2. If a temporary injunction relating to the retrieval of the retained data were issued, but the changed provisions were later found to be constitutional, there might be disadvantages for the public interest in effective prosecution of criminal offences. However, to some extent these disadvantages carry less weight and should be accepted if it is not the retrieval request that is excluded, but merely the transmission and use of the data collected by the provider in question in response to the request that is suspended. If the provisions challenged by the constitutional complaint are found to be constitutional, these data could then subsequently be used in full for the purpose of criminal prosecution. There need then be no fear that the criminal prosecution is frustrated because the retained data have meanwhile been deleted.

However, the transmission and use of the data collected by a services provider in response to a request for retrieval should not be restricted in the cases in which the subject of the preliminary investigation is a serious criminal offence in the meaning of § 100a.2 StPO where the offence is serious in an individual case, the suspicion is justified by specific facts and the investigation of the facts in another way would be considerably more difficult or impossible (§ 100a.1 StPO). In constitutional temporary injunction proceedings, it is necessary to proceed on the basis of the legislature's assessment, which is that the criminal offences named in § 100a.2 StPO are so serious that they may even justify severe encroachments on the fundamental right under Article 10.1 GG. In these cases, therefore, public interest in the prosecution of criminal offences has as a general rule such a weight that delay by a temporary injunction is unacceptable. In this connection, it is not necessary to examine, in the temporary injunction proceedings, whether the German legislature was under an obligation under Directive 2006/24/EC to include all the criminal offences listed in § 100a.2 StPO in the authorisation for retrieval of § 100g StPO.

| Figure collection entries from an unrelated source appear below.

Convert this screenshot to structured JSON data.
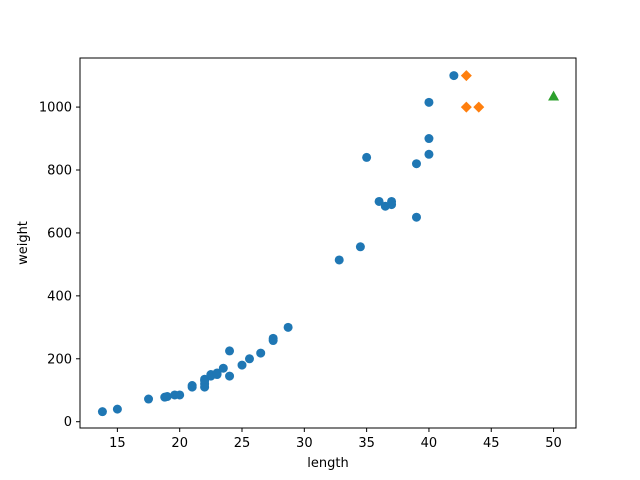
{
  "chart_data": {
    "type": "scatter",
    "xlabel": "length",
    "ylabel": "weight",
    "xlim": [
      12.0,
      51.8
    ],
    "ylim": [
      -20,
      1156
    ],
    "x_ticks": [
      15,
      20,
      25,
      30,
      35,
      40,
      45,
      50
    ],
    "y_ticks": [
      0,
      200,
      400,
      600,
      800,
      1000
    ],
    "grid": false,
    "legend": "none",
    "series": [
      {
        "marker": "circle",
        "color": "#1f77b4",
        "points": [
          [
            13.8,
            32
          ],
          [
            15.0,
            40
          ],
          [
            17.5,
            72
          ],
          [
            18.8,
            78
          ],
          [
            19.0,
            80
          ],
          [
            19.6,
            85
          ],
          [
            20.0,
            85
          ],
          [
            21.0,
            110
          ],
          [
            21.0,
            115
          ],
          [
            22.0,
            110
          ],
          [
            22.0,
            120
          ],
          [
            22.0,
            130
          ],
          [
            22.0,
            135
          ],
          [
            22.5,
            145
          ],
          [
            22.5,
            150
          ],
          [
            23.0,
            150
          ],
          [
            23.0,
            155
          ],
          [
            23.5,
            170
          ],
          [
            24.0,
            145
          ],
          [
            24.0,
            225
          ],
          [
            25.0,
            180
          ],
          [
            25.6,
            200
          ],
          [
            26.5,
            218
          ],
          [
            27.5,
            258
          ],
          [
            27.5,
            265
          ],
          [
            28.7,
            300
          ],
          [
            32.8,
            514
          ],
          [
            34.5,
            556
          ],
          [
            35.0,
            840
          ],
          [
            36.0,
            700
          ],
          [
            36.5,
            685
          ],
          [
            37.0,
            690
          ],
          [
            37.0,
            700
          ],
          [
            39.0,
            650
          ],
          [
            39.0,
            820
          ],
          [
            40.0,
            850
          ],
          [
            40.0,
            900
          ],
          [
            40.0,
            1015
          ],
          [
            42.0,
            1100
          ]
        ]
      },
      {
        "marker": "diamond",
        "color": "#ff7f0e",
        "points": [
          [
            43.0,
            1100
          ],
          [
            43.0,
            1000
          ],
          [
            44.0,
            1000
          ]
        ]
      },
      {
        "marker": "triangle",
        "color": "#2ca02c",
        "points": [
          [
            50.0,
            1035
          ]
        ]
      }
    ]
  }
}
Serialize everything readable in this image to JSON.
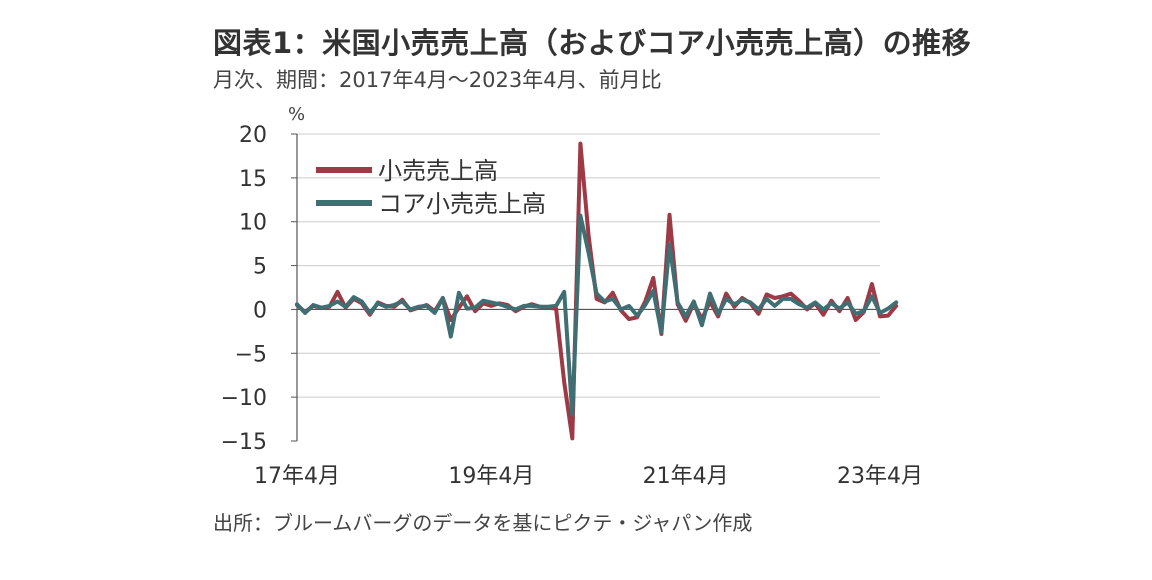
{
  "title": "図表1：米国小売売上高（およびコア小売売上高）の推移",
  "subtitle": "月次、期間：2017年4月～2023年4月、前月比",
  "source": "出所：ブルームバーグのデータを基にピクテ・ジャパン作成",
  "colors": {
    "retail": "#9E3A45",
    "core": "#3F6E73",
    "axis": "#555555",
    "grid": "#cccccc"
  },
  "chart_data": {
    "type": "line",
    "ylabel": "%",
    "ylim": [
      -15,
      20
    ],
    "yticks": [
      20,
      15,
      10,
      5,
      0,
      -5,
      -10,
      -15
    ],
    "ytick_labels": [
      "20",
      "15",
      "10",
      "5",
      "0",
      "−5",
      "−10",
      "−15"
    ],
    "xlim": [
      0,
      72
    ],
    "xticks": [
      {
        "x": 0,
        "label": "17年4月"
      },
      {
        "x": 24,
        "label": "19年4月"
      },
      {
        "x": 48,
        "label": "21年4月"
      },
      {
        "x": 72,
        "label": "23年4月"
      }
    ],
    "legend_position": "top-left",
    "series": [
      {
        "name": "小売売上高",
        "values": [
          0.5,
          -0.3,
          0.4,
          0.2,
          0.3,
          2.0,
          0.2,
          1.2,
          0.7,
          -0.6,
          0.8,
          0.4,
          0.3,
          1.1,
          -0.1,
          0.2,
          0.5,
          -0.2,
          1.3,
          -1.2,
          0.2,
          1.5,
          -0.2,
          0.7,
          0.4,
          0.7,
          0.5,
          -0.2,
          0.3,
          0.6,
          0.3,
          0.2,
          0.1,
          -8.3,
          -14.7,
          18.9,
          8.5,
          1.2,
          0.8,
          1.9,
          -0.1,
          -1.1,
          -0.9,
          0.9,
          3.6,
          -2.8,
          10.8,
          0.6,
          -1.3,
          0.7,
          -1.1,
          0.9,
          -0.8,
          1.8,
          0.3,
          1.3,
          0.7,
          -0.5,
          1.7,
          1.3,
          1.5,
          1.8,
          1.0,
          0.0,
          0.7,
          -0.6,
          1.0,
          -0.2,
          1.3,
          -1.2,
          -0.3,
          2.9,
          -0.8,
          -0.7,
          0.4
        ],
        "values_note": ""
      },
      {
        "name": "コア小売売上高",
        "values": [
          0.6,
          -0.4,
          0.5,
          0.2,
          0.4,
          0.9,
          0.3,
          1.4,
          0.9,
          -0.4,
          0.7,
          0.3,
          0.5,
          0.9,
          0.0,
          0.3,
          0.4,
          -0.4,
          1.3,
          -3.1,
          1.9,
          0.1,
          0.2,
          1.0,
          0.8,
          0.6,
          0.3,
          0.0,
          0.4,
          0.4,
          0.3,
          0.3,
          0.4,
          2.0,
          -12.0,
          10.7,
          6.5,
          1.8,
          0.9,
          1.2,
          0.0,
          0.4,
          -0.7,
          0.5,
          2.1,
          -2.6,
          7.4,
          0.8,
          -0.8,
          0.9,
          -1.8,
          1.8,
          -0.5,
          1.2,
          0.6,
          1.1,
          0.8,
          0.0,
          1.2,
          0.4,
          1.2,
          1.2,
          0.6,
          0.2,
          0.8,
          0.0,
          0.7,
          0.1,
          0.8,
          -0.5,
          -0.2,
          1.5,
          -0.4,
          0.1,
          0.8
        ]
      }
    ]
  }
}
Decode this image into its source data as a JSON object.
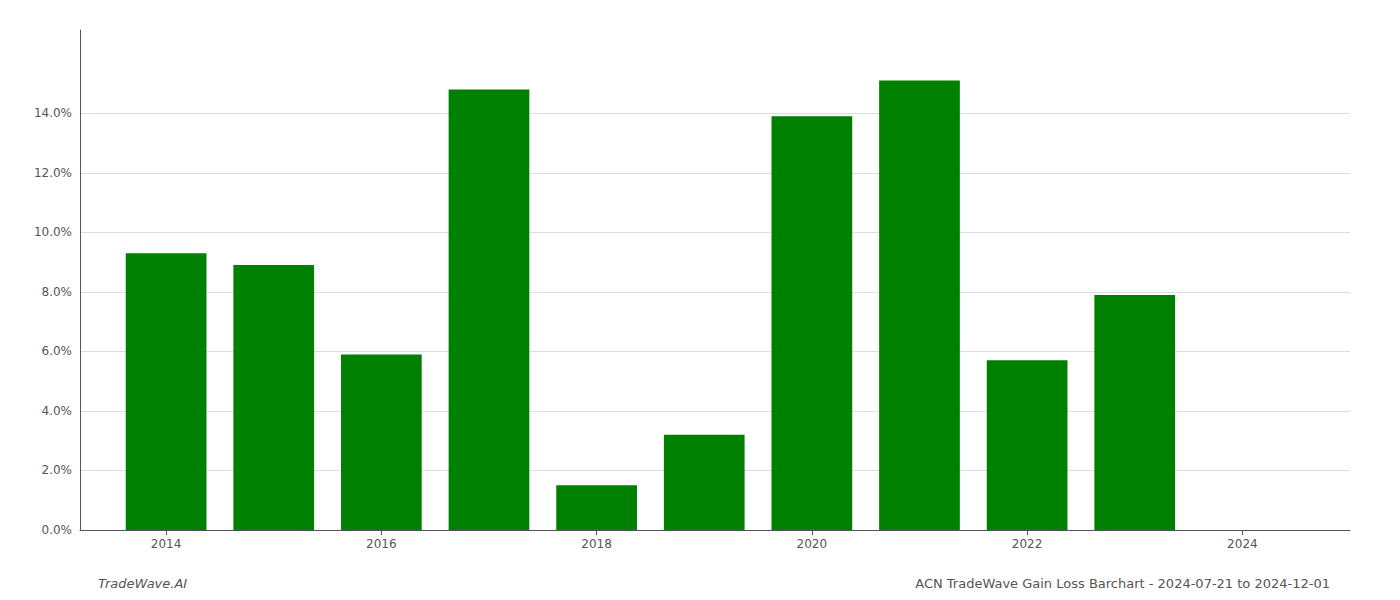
{
  "chart_data": {
    "type": "bar",
    "x": [
      2014,
      2015,
      2016,
      2017,
      2018,
      2019,
      2020,
      2021,
      2022,
      2023
    ],
    "values": [
      0.093,
      0.089,
      0.059,
      0.148,
      0.015,
      0.032,
      0.139,
      0.151,
      0.057,
      0.079
    ],
    "color": "#008000",
    "xlim": [
      2013.2,
      2025.0
    ],
    "xticks": [
      2014,
      2016,
      2018,
      2020,
      2022,
      2024
    ],
    "ylim": [
      0,
      0.168
    ],
    "yticks": [
      {
        "value": 0.0,
        "label": "0.0%"
      },
      {
        "value": 0.02,
        "label": "2.0%"
      },
      {
        "value": 0.04,
        "label": "4.0%"
      },
      {
        "value": 0.06,
        "label": "6.0%"
      },
      {
        "value": 0.08,
        "label": "8.0%"
      },
      {
        "value": 0.1,
        "label": "10.0%"
      },
      {
        "value": 0.12,
        "label": "12.0%"
      },
      {
        "value": 0.14,
        "label": "14.0%"
      }
    ],
    "grid": true,
    "annotations": [
      "TradeWave.AI",
      "ACN TradeWave Gain Loss Barchart - 2024-07-21 to 2024-12-01"
    ]
  }
}
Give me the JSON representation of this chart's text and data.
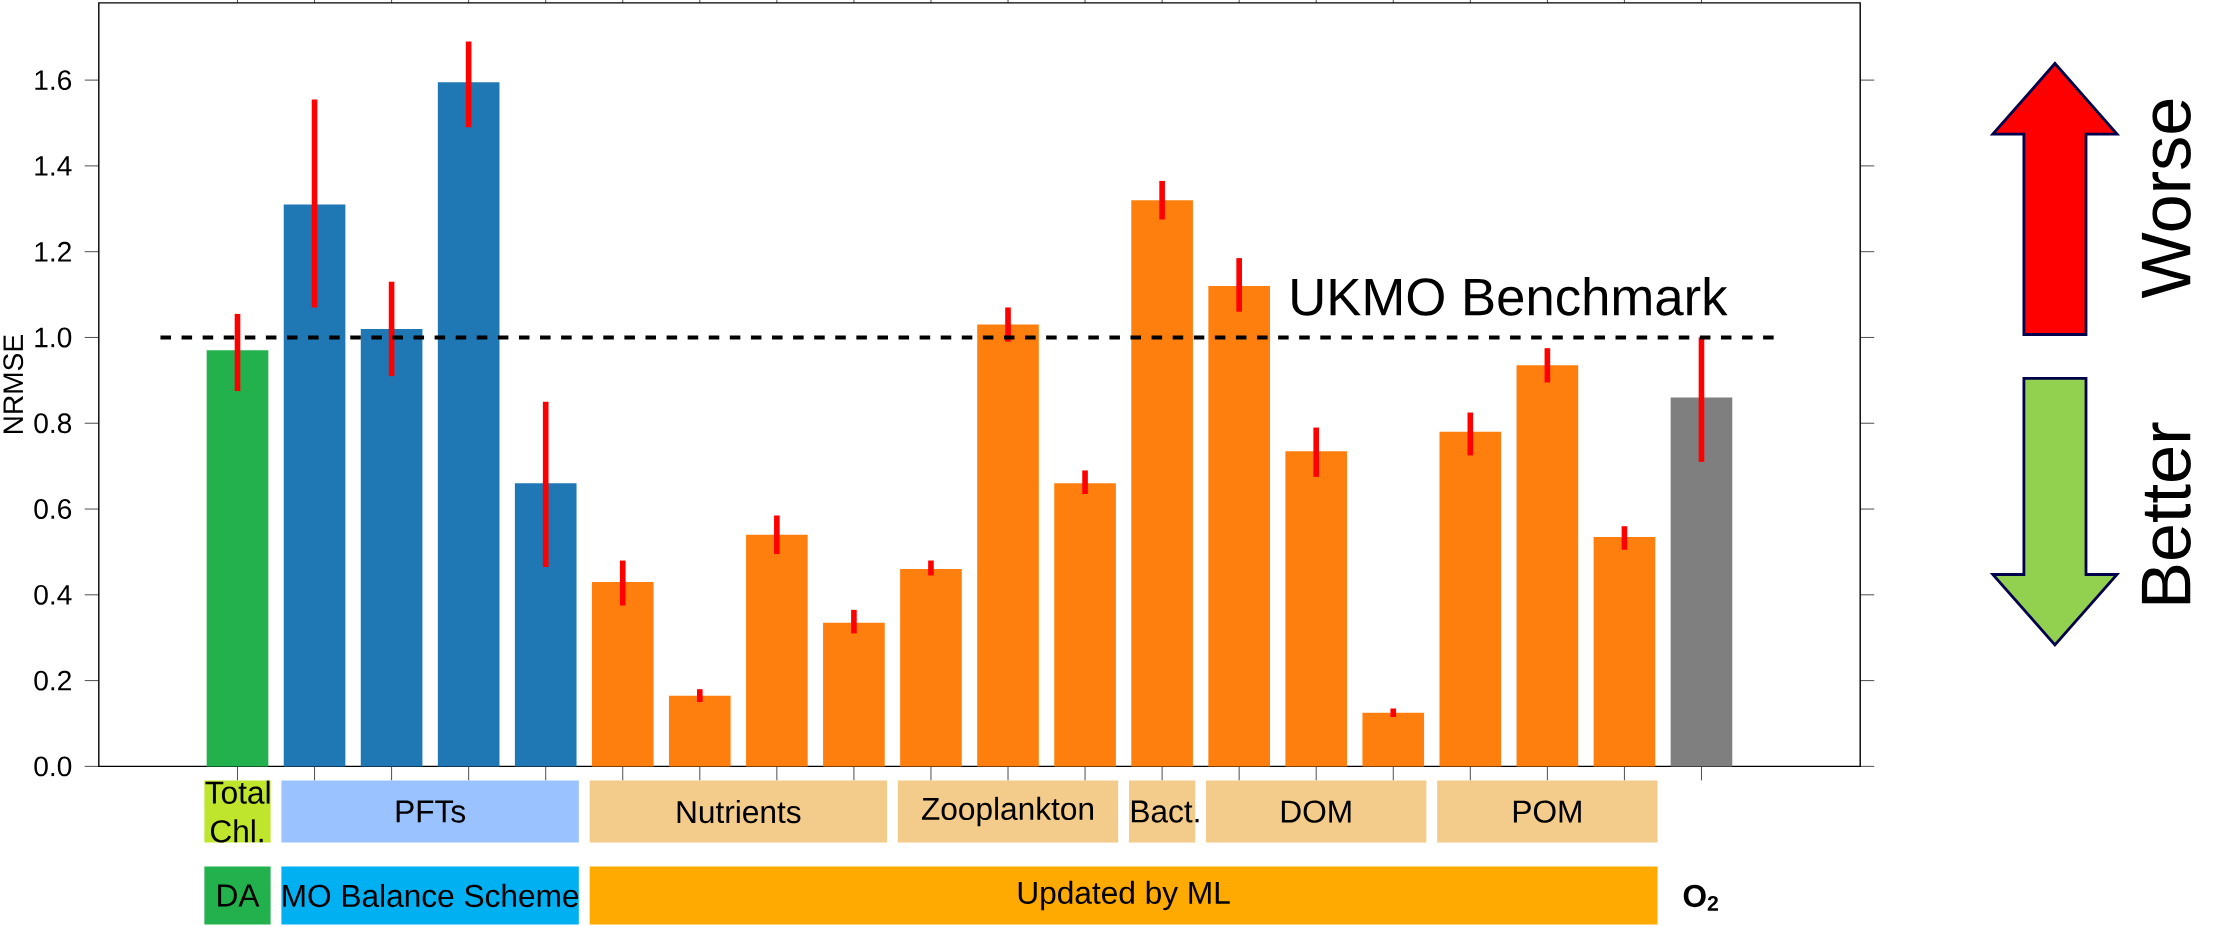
{
  "chart_data": {
    "type": "bar",
    "ylabel": "NRMSE",
    "categories": [
      null,
      null,
      null,
      null,
      null,
      null,
      null,
      null,
      null,
      null,
      null,
      null,
      null,
      null,
      null,
      null,
      null,
      null,
      null,
      null
    ],
    "values": [
      0.97,
      1.31,
      1.02,
      1.595,
      0.66,
      0.43,
      0.165,
      0.54,
      0.335,
      0.46,
      1.03,
      0.66,
      1.32,
      1.12,
      0.735,
      0.125,
      0.78,
      0.935,
      0.535,
      0.86
    ],
    "colors": [
      "#22b14c",
      "#1f77b4",
      "#1f77b4",
      "#1f77b4",
      "#1f77b4",
      "#ff7f0e",
      "#ff7f0e",
      "#ff7f0e",
      "#ff7f0e",
      "#ff7f0e",
      "#ff7f0e",
      "#ff7f0e",
      "#ff7f0e",
      "#ff7f0e",
      "#ff7f0e",
      "#ff7f0e",
      "#ff7f0e",
      "#ff7f0e",
      "#ff7f0e",
      "#7f7f7f"
    ],
    "errors": [
      [
        0.875,
        1.055
      ],
      [
        1.07,
        1.555
      ],
      [
        0.91,
        1.13
      ],
      [
        1.49,
        1.69
      ],
      [
        0.465,
        0.85
      ],
      [
        0.375,
        0.48
      ],
      [
        0.15,
        0.18
      ],
      [
        0.495,
        0.585
      ],
      [
        0.31,
        0.365
      ],
      [
        0.445,
        0.48
      ],
      [
        0.99,
        1.07
      ],
      [
        0.635,
        0.69
      ],
      [
        1.275,
        1.365
      ],
      [
        1.06,
        1.185
      ],
      [
        0.675,
        0.79
      ],
      [
        0.115,
        0.135
      ],
      [
        0.725,
        0.825
      ],
      [
        0.895,
        0.975
      ],
      [
        0.505,
        0.56
      ],
      [
        0.71,
        1.0
      ]
    ],
    "ylim": [
      0,
      1.78
    ],
    "yticks": [
      {
        "value": 0,
        "label": "0.0"
      },
      {
        "value": 0.2,
        "label": "0.2"
      },
      {
        "value": 0.4,
        "label": "0.4"
      },
      {
        "value": 0.6,
        "label": "0.6"
      },
      {
        "value": 0.8,
        "label": "0.8"
      },
      {
        "value": 1.0,
        "label": "1.0"
      },
      {
        "value": 1.2,
        "label": "1.2"
      },
      {
        "value": 1.4,
        "label": "1.4"
      },
      {
        "value": 1.6,
        "label": "1.6"
      }
    ],
    "ref_lines": [
      {
        "axis": "y",
        "value": 1.0,
        "label": "UKMO Benchmark",
        "color": "#000000",
        "line_style": "dashed"
      }
    ],
    "annotations": [
      "Total Chl.",
      "PFTs",
      "Nutrients",
      "Zooplankton",
      "Bact.",
      "DOM",
      "POM",
      "DA",
      "MO Balance Scheme",
      "Updated by ML",
      "O$_{2}$",
      "Worse",
      "Better"
    ],
    "grid": false
  }
}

In contrast, if these requirements are not satisfied, the transmission and use of the retained data is to be temporarily suspended. In particular in the cases in which the authorisation of retrieval StPO (§ 100g StPO) enables retrievals of traffic data where there is a suspicion of other "criminal offences that even in an individual case are of substantial importance" (§ 100g.1 no. 1 StPO) or a suspicion of criminal offences that have been committed by means of telecommunications (§ 100g.1 no. 2 StPO), it is necessary to accept the risk that a delay of the use of the data may frustrate the preliminary investigation in its entirety. The fact that the remaining criminal offences were not included in the list of § 100a.2 StPO indicates that the legislature attached less significance to them with regard to encroachments on the fundamental right under Article 10.1 GG. Correspondingly less weight is to be attached to the damage arising from a suspension of the use of the data that has to be weighed against the infringement of the fundamental rights of the persons affected in the weighing of consequences.

III. There is no occasion to grant a temporary injunction relating to the use of data for preventive purposes (§113b sentence 1 nos. 2 and 3 TKG), since to date there have been no retrieval authorisations under non-constitutional law that refer explicitly to § 113a TKG.